Friday, May 6 (7:30 p.m.)
Pay or Die (Allied Artists, 1960)
After he scored a big hit with the 1959 picture Al Capone, Allied Artists hired director/producer Richard Wilson for another Italian mobster movie, this one set in early twentieth-century New York City. The story is based on the actual account of New York Police Lieutenant Joseph Petrosino (played with gritty realism by Ernest Borgnine), an Italian American police detective who earned the respect of the immigrants in Little Italy and formed the Italian Squad of the police department in 1905 to battle “The Black Hand,” the old Sicilian term for the Mafia. Borgnine spoke fluent Italian so had no trouble with the Italian dialogue used throughout the film. Wilson directs in a docu-realist style and Lucien Ballard’s unobtrusive black and white photography brings out the period detail in the street scene sets. 111 minutes.
Saturday, May 7 (2 p.m.)
Hester Street (Midwest Films, 1975)
Writer-director Joan Micklin Silver’s first feature-length film, Hester Street was an adaption of preeminent Yiddish author Abraham Cahan’s 1896 well-received first novel Yekl: A Tale of the New York Ghetto. The film brought to the screen a portrait of Eastern European Jewish life in America that historians have praised for its accuracy of detail and sensitivity to the challenges immigrants faced during their acculturation process. Shot in black-and-white and partly in Yiddish with English subtitles, the independent production focuses on stresses that occur when a “greenhorn” wife, played by Carol Kane (nominated for an Academy Award for her portrayal), and her young son arrive in New York City to join her Americanized husband. Silver, one of the first women directors of American features to emerge during the women’s liberation movement, shifted the story’s emphasis from the husband, as in the novel, to the wife. The film was added to the National Film Registry in 2011. 89 minutes.
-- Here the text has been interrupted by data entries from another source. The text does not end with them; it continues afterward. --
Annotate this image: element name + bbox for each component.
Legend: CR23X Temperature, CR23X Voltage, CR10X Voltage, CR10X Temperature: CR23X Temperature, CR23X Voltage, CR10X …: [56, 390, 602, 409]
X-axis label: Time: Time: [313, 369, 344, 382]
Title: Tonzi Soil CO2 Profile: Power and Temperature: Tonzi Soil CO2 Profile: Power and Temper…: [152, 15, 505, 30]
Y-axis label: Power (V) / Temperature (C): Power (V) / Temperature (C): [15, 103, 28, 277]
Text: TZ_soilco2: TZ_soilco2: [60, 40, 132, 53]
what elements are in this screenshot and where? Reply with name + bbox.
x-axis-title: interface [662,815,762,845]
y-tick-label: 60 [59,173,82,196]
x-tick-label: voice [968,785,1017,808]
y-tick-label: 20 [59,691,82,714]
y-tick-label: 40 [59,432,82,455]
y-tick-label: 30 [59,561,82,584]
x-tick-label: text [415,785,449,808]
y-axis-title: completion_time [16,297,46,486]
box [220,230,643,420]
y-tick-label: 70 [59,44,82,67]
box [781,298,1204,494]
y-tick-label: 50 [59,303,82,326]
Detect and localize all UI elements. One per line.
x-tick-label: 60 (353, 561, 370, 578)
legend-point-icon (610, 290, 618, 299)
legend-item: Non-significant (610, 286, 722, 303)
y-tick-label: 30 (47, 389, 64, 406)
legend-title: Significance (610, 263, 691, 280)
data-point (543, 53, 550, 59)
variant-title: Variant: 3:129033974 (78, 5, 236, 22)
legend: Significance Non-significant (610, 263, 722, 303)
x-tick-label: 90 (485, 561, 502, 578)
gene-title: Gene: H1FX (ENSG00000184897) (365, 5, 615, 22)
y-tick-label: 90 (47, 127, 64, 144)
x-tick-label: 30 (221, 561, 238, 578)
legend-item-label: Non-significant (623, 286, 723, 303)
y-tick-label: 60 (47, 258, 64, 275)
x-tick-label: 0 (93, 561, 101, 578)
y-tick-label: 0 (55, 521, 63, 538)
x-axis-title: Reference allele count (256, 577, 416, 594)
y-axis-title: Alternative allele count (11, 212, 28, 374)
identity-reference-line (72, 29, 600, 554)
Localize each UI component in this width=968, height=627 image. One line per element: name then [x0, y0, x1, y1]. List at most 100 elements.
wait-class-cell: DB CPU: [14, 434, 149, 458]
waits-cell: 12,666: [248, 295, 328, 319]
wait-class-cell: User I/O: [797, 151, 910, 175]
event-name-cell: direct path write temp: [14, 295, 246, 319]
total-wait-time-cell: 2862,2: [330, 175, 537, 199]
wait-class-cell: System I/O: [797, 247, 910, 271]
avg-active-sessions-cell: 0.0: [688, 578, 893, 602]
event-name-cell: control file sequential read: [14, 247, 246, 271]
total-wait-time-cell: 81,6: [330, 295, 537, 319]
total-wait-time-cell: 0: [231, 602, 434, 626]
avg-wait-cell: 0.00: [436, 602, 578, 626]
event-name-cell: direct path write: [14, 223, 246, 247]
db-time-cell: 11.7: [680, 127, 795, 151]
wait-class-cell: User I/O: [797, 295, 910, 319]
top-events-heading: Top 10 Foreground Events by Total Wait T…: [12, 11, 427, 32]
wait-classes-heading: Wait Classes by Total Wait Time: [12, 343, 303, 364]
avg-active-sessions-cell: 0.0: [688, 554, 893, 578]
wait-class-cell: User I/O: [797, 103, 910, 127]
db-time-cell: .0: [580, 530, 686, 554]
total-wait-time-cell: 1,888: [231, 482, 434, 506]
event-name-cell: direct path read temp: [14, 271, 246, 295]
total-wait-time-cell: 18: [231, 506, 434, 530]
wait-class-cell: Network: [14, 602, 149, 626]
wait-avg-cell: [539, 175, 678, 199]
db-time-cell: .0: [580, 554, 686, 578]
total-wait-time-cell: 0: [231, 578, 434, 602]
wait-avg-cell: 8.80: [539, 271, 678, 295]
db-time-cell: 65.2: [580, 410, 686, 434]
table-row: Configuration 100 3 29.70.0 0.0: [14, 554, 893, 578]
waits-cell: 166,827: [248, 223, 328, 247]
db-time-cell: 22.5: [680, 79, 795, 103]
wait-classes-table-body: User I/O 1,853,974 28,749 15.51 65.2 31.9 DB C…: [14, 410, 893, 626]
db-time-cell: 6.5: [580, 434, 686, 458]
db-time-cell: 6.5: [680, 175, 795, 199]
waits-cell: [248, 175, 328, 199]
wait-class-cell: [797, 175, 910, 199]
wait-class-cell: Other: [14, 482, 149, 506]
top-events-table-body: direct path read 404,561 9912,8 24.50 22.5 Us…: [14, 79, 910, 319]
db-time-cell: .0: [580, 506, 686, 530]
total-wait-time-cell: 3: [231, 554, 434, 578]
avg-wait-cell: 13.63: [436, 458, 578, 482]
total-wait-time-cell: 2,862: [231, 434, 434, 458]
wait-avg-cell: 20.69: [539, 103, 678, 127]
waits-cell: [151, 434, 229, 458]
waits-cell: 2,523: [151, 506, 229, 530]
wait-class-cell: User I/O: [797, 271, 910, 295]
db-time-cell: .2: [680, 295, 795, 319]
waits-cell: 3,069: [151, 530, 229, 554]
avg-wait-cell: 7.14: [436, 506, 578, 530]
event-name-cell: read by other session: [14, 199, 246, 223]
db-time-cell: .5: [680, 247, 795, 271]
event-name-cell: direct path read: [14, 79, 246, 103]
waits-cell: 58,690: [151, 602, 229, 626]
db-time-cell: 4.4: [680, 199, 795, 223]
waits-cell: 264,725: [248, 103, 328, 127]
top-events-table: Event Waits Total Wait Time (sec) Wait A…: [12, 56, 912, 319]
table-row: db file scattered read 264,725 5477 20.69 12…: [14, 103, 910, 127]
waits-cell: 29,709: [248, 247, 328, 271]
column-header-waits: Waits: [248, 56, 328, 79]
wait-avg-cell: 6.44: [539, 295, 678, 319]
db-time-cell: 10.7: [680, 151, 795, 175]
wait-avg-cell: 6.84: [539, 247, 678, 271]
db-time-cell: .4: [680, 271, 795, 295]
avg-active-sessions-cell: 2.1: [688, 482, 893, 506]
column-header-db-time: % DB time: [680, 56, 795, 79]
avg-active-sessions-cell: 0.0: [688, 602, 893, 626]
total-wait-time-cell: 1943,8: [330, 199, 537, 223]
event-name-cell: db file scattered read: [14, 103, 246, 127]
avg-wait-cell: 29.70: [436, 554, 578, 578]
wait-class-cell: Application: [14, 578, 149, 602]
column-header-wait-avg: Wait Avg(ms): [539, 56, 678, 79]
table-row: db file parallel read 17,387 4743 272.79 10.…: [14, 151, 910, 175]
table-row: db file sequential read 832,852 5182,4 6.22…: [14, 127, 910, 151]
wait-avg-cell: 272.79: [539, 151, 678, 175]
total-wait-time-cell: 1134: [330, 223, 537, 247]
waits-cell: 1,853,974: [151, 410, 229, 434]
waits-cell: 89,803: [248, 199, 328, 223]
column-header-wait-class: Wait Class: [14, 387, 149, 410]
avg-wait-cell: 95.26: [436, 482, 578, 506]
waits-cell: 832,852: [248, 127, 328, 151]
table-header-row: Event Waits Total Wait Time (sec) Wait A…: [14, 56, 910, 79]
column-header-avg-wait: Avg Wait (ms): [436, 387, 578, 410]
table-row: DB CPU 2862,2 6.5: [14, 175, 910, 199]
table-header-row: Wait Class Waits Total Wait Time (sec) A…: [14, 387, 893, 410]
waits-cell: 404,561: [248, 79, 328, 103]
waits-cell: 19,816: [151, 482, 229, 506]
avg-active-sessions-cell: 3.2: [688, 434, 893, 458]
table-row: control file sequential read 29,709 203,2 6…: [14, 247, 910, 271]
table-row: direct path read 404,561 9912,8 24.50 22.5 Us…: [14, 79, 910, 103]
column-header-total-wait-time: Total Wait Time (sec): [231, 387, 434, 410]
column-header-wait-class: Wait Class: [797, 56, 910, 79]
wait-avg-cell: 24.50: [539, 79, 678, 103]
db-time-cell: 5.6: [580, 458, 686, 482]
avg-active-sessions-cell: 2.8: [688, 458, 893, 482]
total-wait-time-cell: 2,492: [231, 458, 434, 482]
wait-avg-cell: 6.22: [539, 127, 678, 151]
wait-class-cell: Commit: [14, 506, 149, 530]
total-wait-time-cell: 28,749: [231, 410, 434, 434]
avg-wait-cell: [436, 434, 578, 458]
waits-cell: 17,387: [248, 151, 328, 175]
Saturday, May 7 (7:30 p.m.)
Ragtime (Paramount, 1981)
Based on E.L. Doctorow’s best-selling historical novel of the same name, this multifaceted story, set in the New York City area, 1902 to 1912, weaves together the stories of both fictional and historically prominent characters such as Stanford White, Evelyn Nesbit, Harry Houdini, and Booker T. Washington. Perhaps it is best remembered today as the film that brought James Cagney back to the big screen after a twenty-year absence. The huge ensemble cast includes such other seasoned veterans as Donald O’Connor and Pat O’Brien, as well as a number of actors in the early days of their careers, such as Mandy Patinkin, Mary Steenburgen, Debbie Allen, and Jeff Daniels in his screen debut. Elizabeth McGovern and Howard E. Rollins Jr. both received Best Supporting Acting nominations. Directed by Milos Forman, the film garnered six additional Oscar nominations including Randy Newman for Best Original Score, Miroslav Ondrícek for Best Cinematography and Michael Weller for Best Adapted Screenplay. 155 minutes.